I've been struggling with MSOCAF lately. It turns out that validation of the developed SharePoint solution is quite hard. And it turns out that the validation of the tools still has a lot of errors.
A couple of examples:
  • The tool implements SPDispose check. It is a fantastic tool to detect the right disposal of SharePoint objects, but sometimes it can't determine the context right. These errors are taged with 'could be false positive'
  • MSOCAF implements a couple custom FxCop rules, but these are the quite problematic ones. For example, it detects the usage of deprecated classes and members. It uses the list found on MSDN with deprecated members. But in the notes added, there is the source of errors:
    Note: Types and methods in the Microsoft.SharePoint.Portal namespace are not included in these lists because, with a few exceptions, the entire namespace has been made obsolete.
    What it means, the Microsoft.SharePoint.Portal namespace? If you look at the MSDN documentation, you see that all classes directly in this namespace are deprecated or internal. But the FxCop rule is implemented as (thank you Reflector):
    if (fullName.Equals(str3) || fullName.Contains("Microsoft.SharePoint.Portal"))
    . And here disaster strikes. My code use a new SP2010 class AverageRatingFieldControl. But as this one is in the Microsoft.SharePoint.Portal.WebControls namespace, it is marked as a deprecated class (see FxCop rule). And now I need time to justify the use of a deprecated method.
  • MSOCAF does like logging to ULS, no problem with that.

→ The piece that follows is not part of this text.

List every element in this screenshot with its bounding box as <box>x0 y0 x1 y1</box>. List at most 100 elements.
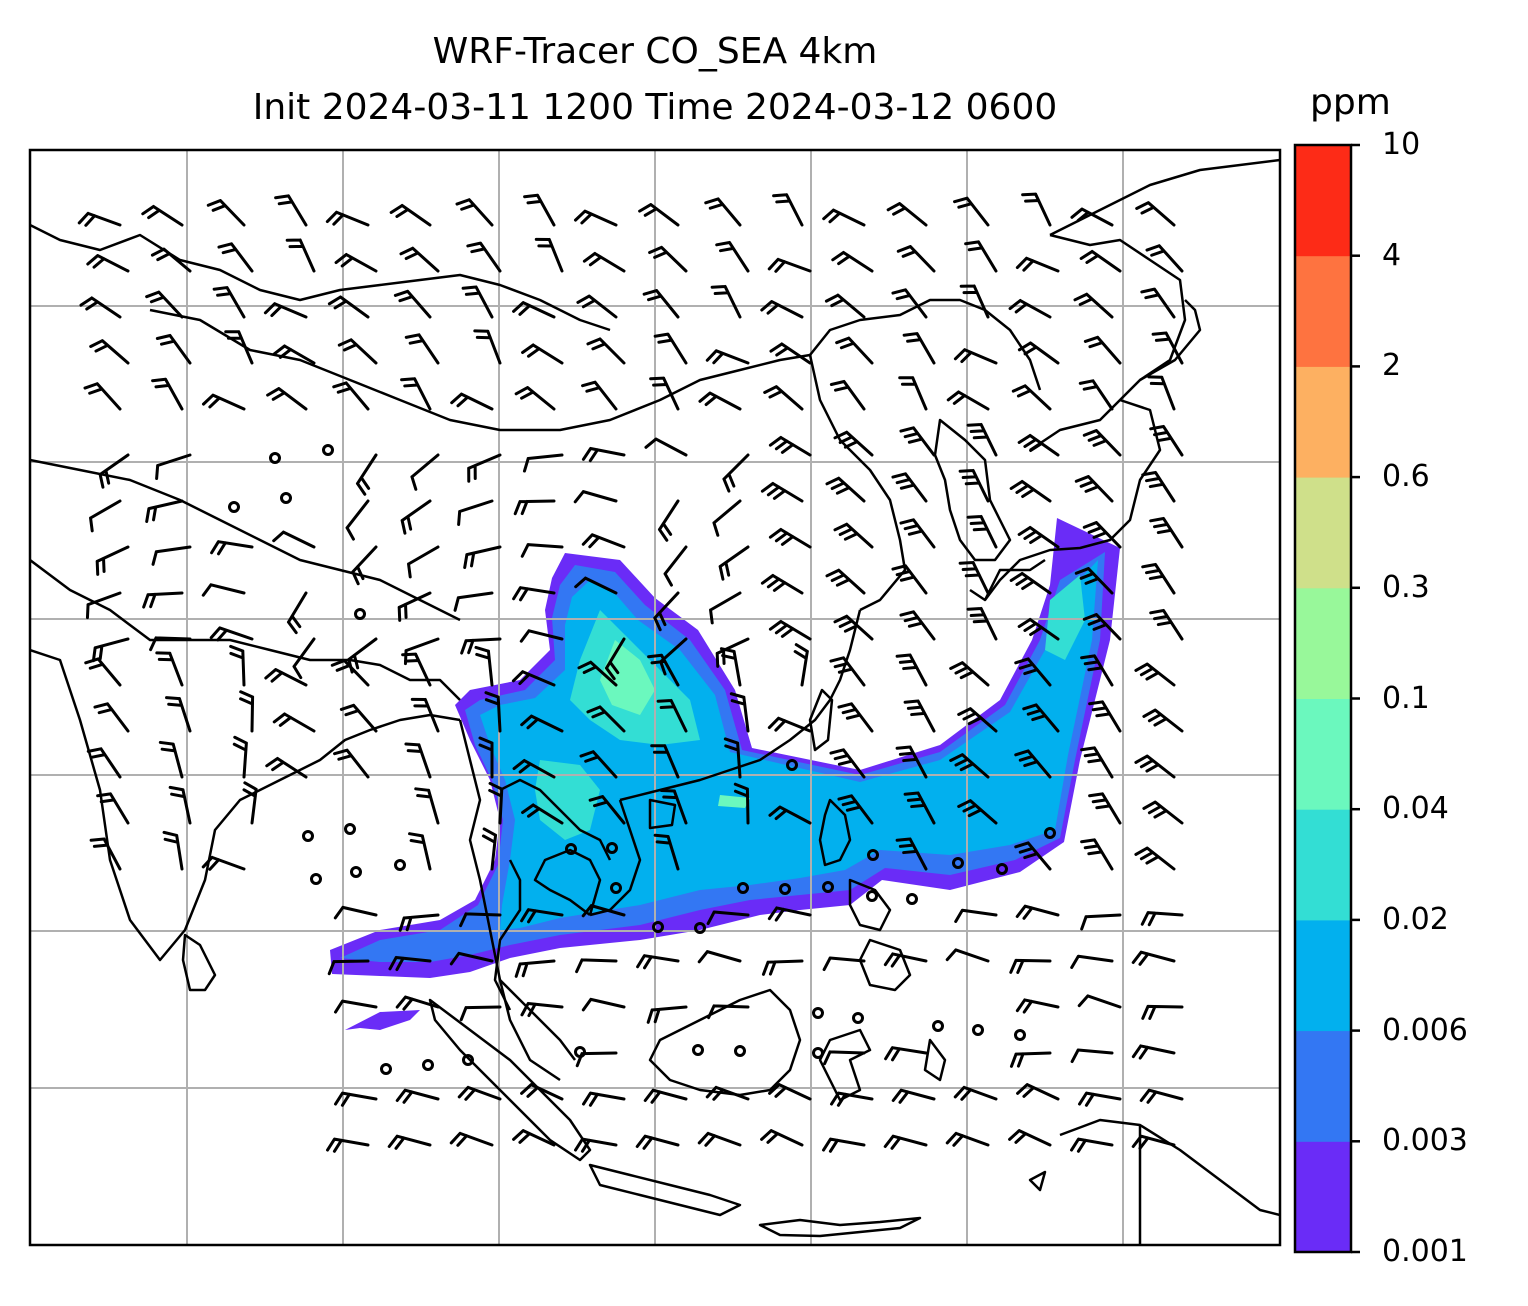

It checks a couple of rules:
    1. detects if Unified Logging Service (ULS) logging is performed in every catch block.
    2. SPDiagnosticsService should be called at start and end of Timer Jobs, Event Receiver, Feature Receiver, and Web Services functions.
    3. Any errors happening in the Feature Receiver upon activation and deactivation should be logged to the ULS and the exception must be reported back to SharePoint.
    But as with logging in code, developers like to create a generic method for that, where my custom application categories will be set. But no, MSOCAF keeps complaining that your ULS is not filled with data. And again, inspecting the FxCop rules turns out that it expect you to directly call the SPDiagnosticsService.Local.WriteTrace method. As it checks the IL generated code, sometimes this won't check right in debug mode. Also, using properties as parameters in the WriteTrace function will mess with the callstack, and probably influence the outcome of the FxCop rule negatively.

Too bad that the rules used in MSOCAF still need some tweeking.